Ade smiled and winked at him.

The worst leg cramp in history hit every muscle in his body at once. Holden bit down hard on his rubber mouth guard, screaming. The pain brought an oblivion that was almost a relief. His mind shut off, drowned out by the needs of his body. Fortunately or not, the drugs started to kick in. His muscles unknotted. His nerves stopped screaming, and consciousness returned like a reluctant schoolboy. His jaw ached as he pulled out the guard. He’d worn toothmarks in the rubber.

In the dim blue cabin light, he thought about the kind of man who followed an order to kill a civilian ship.

He’d done some things in the navy that had kept him awake nights. He’d followed some orders he vehemently disagreed with. But to lock on to a civilian ship with fifty people aboard and press the button that launched six nuclear weapons? He would have refused. If his commanding officer had insisted, he’d have declared it an illegal order and demanded that the executive officer take control of the ship and arrest the captain. They’d have had to shoot him to get him away from the weapon post.

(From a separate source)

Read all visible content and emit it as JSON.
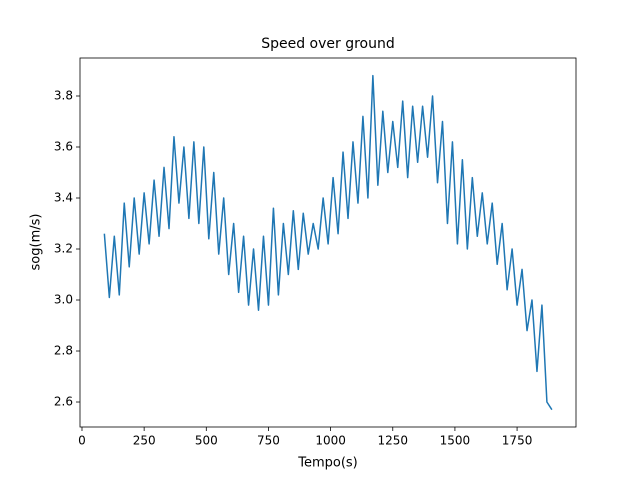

He’d known the sort of people who would have followed the order, though. He told himself that they were sociopaths and animals, no better than pirates who’d board your ship, strip your engine, and take your air. That they weren’t human.

But even as he nursed his hatred, drug-hazed rage offering its nihilistic comforts, he couldn’t believe they were idiots. The itch at the back of his head was still Why? What does anyone gain from killing an ice hauler? Who gets paid? Someone always gets paid.

I’m going to find you. I’m going to find you and end you. But before I do, I am going to make you explain.

The second wave of pharmaceuticals exploded in his bloodstream. He was hot and limp, his veins filled with syrup. Just before the tabs finally knocked him out, Ade smiled and winked.

And blew away like dust.

  The comm beeped at him. Naomi’s voice said, “Jim, the P and K response finally came in. Want me to send it down there?”

Holden struggled to make sense of the words. Blinked. Something was wrong with his bunk. With the ship. Slowly, he remembered.